ハカセの除菌
僕は朝からご機嫌だった。
そう!
ドラッグストアでアルコールと精製水を手に入れることができたのだから。
「助手よ」
「はい、ハカセ」
「よもや、ソレを精製水で薄めるつもりではなかろうな?」
怖い。
ものすごく怖い。
ハカセのその眼力でご機嫌だったのが一気に下がった。
「だって、ハカセ、今はアルコールも売ってないんですよ。だから水で薄めて増やそうかと」
「たわけが、お前は何をここで学んでいたんだ」
「うん?」
「ソレは“消毒用アルコール”と書いてあるな。
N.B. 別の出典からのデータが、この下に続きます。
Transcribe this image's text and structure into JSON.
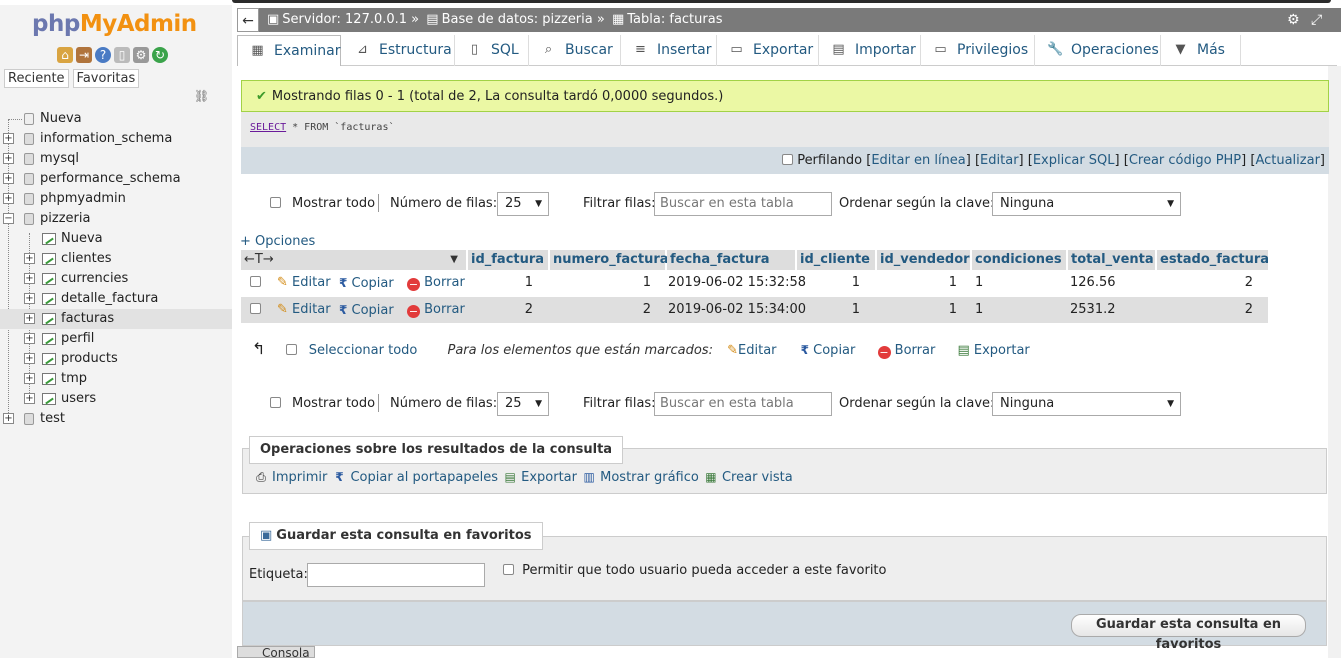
{
  "nav": {
    "logo_php": "php",
    "logo_myadmin": "MyAdmin",
    "icons": [
      "home-icon",
      "exit-icon",
      "help-icon",
      "docs-icon",
      "settings-icon",
      "reload-icon"
    ],
    "tabs": [
      "Reciente",
      "Favoritas"
    ],
    "tree": [
      {
        "label": "Nueva",
        "kind": "new",
        "level": 0
      },
      {
        "label": "information_schema",
        "kind": "db",
        "level": 0
      },
      {
        "label": "mysql",
        "kind": "db",
        "level": 0
      },
      {
        "label": "performance_schema",
        "kind": "db",
        "level": 0
      },
      {
        "label": "phpmyadmin",
        "kind": "db",
        "level": 0
      },
      {
        "label": "pizzeria",
        "kind": "db-open",
        "level": 0
      },
      {
        "label": "Nueva",
        "kind": "new-table",
        "level": 1
      },
      {
        "label": "clientes",
        "kind": "table",
        "level": 1
      },
      {
        "label": "currencies",
        "kind": "table",
        "level": 1
      },
      {
        "label": "detalle_factura",
        "kind": "table",
        "level": 1
      },
      {
        "label": "facturas",
        "kind": "table",
        "level": 1,
        "selected": true
      },
      {
        "label": "perfil",
        "kind": "table",
        "level": 1
      },
      {
        "label": "products",
        "kind": "table",
        "level": 1
      },
      {
        "label": "tmp",
        "kind": "table",
        "level": 1
      },
      {
        "label": "users",
        "kind": "table",
        "level": 1
      },
      {
        "label": "test",
        "kind": "db",
        "level": 0
      }
    ]
  },
  "breadcrumb": {
    "back": "←",
    "server": "Servidor: 127.0.0.1 »",
    "database": "Base de datos: pizzeria »",
    "table": "Tabla: facturas"
  },
  "tabs": [
    {
      "label": "Examinar",
      "icon": "browse-icon",
      "active": true
    },
    {
      "label": "Estructura",
      "icon": "structure-icon"
    },
    {
      "label": "SQL",
      "icon": "sql-icon"
    },
    {
      "label": "Buscar",
      "icon": "search-icon"
    },
    {
      "label": "Insertar",
      "icon": "insert-icon"
    },
    {
      "label": "Exportar",
      "icon": "export-icon"
    },
    {
      "label": "Importar",
      "icon": "import-icon"
    },
    {
      "label": "Privilegios",
      "icon": "privileges-icon"
    },
    {
      "label": "Operaciones",
      "icon": "wrench-icon"
    },
    {
      "label": "Más",
      "icon": "chevron-down-icon"
    }
  ],
  "result": {
    "success_message": "Mostrando filas 0 - 1 (total de 2, La consulta tardó 0,0000 segundos.)",
    "sql_keyword": "SELECT",
    "sql_rest": " * FROM `facturas`",
    "profiling_label": "Perfilando",
    "profiling_links": [
      "Editar en línea",
      "Editar",
      "Explicar SQL",
      "Crear código PHP",
      "Actualizar"
    ]
  },
  "controls": {
    "show_all": "Mostrar todo",
    "rows_label": "Número de filas:",
    "rows_value": "25",
    "filter_label": "Filtrar filas:",
    "filter_placeholder": "Buscar en esta tabla",
    "sort_label": "Ordenar según la clave:",
    "sort_value": "Ninguna"
  },
  "options_link": "+ Opciones",
  "table": {
    "arrows": "←T→",
    "columns": [
      "id_factura",
      "numero_factura",
      "fecha_factura",
      "id_cliente",
      "id_vendedor",
      "condiciones",
      "total_venta",
      "estado_factura"
    ],
    "actions": {
      "edit": "Editar",
      "copy": "Copiar",
      "delete": "Borrar"
    },
    "rows": [
      [
        "1",
        "1",
        "2019-06-02 15:32:58",
        "1",
        "1",
        "1",
        "126.56",
        "2"
      ],
      [
        "2",
        "2",
        "2019-06-02 15:34:00",
        "1",
        "1",
        "1",
        "2531.2",
        "2"
      ]
    ]
  },
  "bulk": {
    "select_all": "Seleccionar todo",
    "marked_label": "Para los elementos que están marcados:",
    "edit": "Editar",
    "copy": "Copiar",
    "delete": "Borrar",
    "export": "Exportar"
  },
  "query_ops": {
    "legend": "Operaciones sobre los resultados de la consulta",
    "print": "Imprimir",
    "copy_clipboard": "Copiar al portapapeles",
    "export": "Exportar",
    "chart": "Mostrar gráfico",
    "view": "Crear vista"
  },
  "bookmark": {
    "legend": "Guardar esta consulta en favoritos",
    "label": "Etiqueta:",
    "shared": "Permitir que todo usuario pueda acceder a este favorito",
    "button": "Guardar esta consulta en favoritos"
  },
  "console": "Consola"
}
ラベルには七十から八十パーセントと書いているな」
「はい」
「アルコールはそれ以上薄めても効果が無くなるだけで意味がない」
なんてこった。
ならこの精製水はどうすればいいのか。
「もっと言うならアルコールを薄めるのは“無水アルコール”だ! だいたい九十九.六パーセントのものを、だいたい七対三の割合で、やると、だいたい丁度いい濃度になる」
「ハカセ、だいたいというのが多いですよ」
「なら、九十九.六パーセントのアルコールを七十五パーセントの消毒用アルコールにするには、アルコールと水をどう混ぜたらいいか、計算するか?」
「しません! 濃度計算とか死ぬほど嫌いなんで」
「同感だ。この世から消えてしまえばいいと思うのは賛同してやろう」
理系のハカセですら濃度計算が苦手というか嫌いなんだから僕ができなくても仕方ないよね。
うんうん。
「八対二でもいいぞ。それでだ」
「はい、ハカセ」
「薄める水は、水道水で十分だ。気になるなら浄水器を通した水を使え。精製水である必要は皆無だ」
「じゃぁハカセ、何のために精製水があるんですか?」
「用途はいろいろあるが、主に自宅で人工呼吸器を使用している人が、加湿のために使っている。メーカーによっては水道水でいいが、常時使うからな。不純物がないほうがいい」
なんてこった。
精製水にはそんな使い道があったとは思わなかった。
ハカセはやっぱり物知りだ。
これは、どうしよう。
「どこかに寄付でもしろ。だいたい・・・」
「なんです?」
「よし、良い機会だ。明日から在宅勤務をしろ」
「はいぃ」
「うんうん、ネットさえあればどこでも仕事ができるからな。ちゃんと給与は出るから安心したまえ」
パソコン、家にあって良かった。
ハカセの思いつきは本当に心臓に悪い。
だけど、問題は家にいることになったせいで妹がうるさい。
ついに首になったのかとか、ニートだとか、引きこもりだとか、好き勝手言いやがって。
今に見てろ。
あっと驚く大発見をして見返してやる。
あっ。
ハカセからテレビ電話のお知らせだ。
「はい、ハカセ」
「なかなかスムーズにできたようで何より」
「でもハカセ、僕はいつ研究室に行けるんです?」
「さぁ? それは私にもわからん。まぁゆっくりと論文でも読みたまえ。メールに送っておいた」
「ありがとうございます。ハカセ」
「全部英語だが、今は翻訳機能も充実しているからな」
「のぉーーーーーーーーーーーー」
英語は嫌いだ。
あのアルファベットの塊を見るだけでも鳥肌が立つ。
でも読むしかない。
あっ、ハカセが書いた論文もある。
これ、僕が実験したデータだ。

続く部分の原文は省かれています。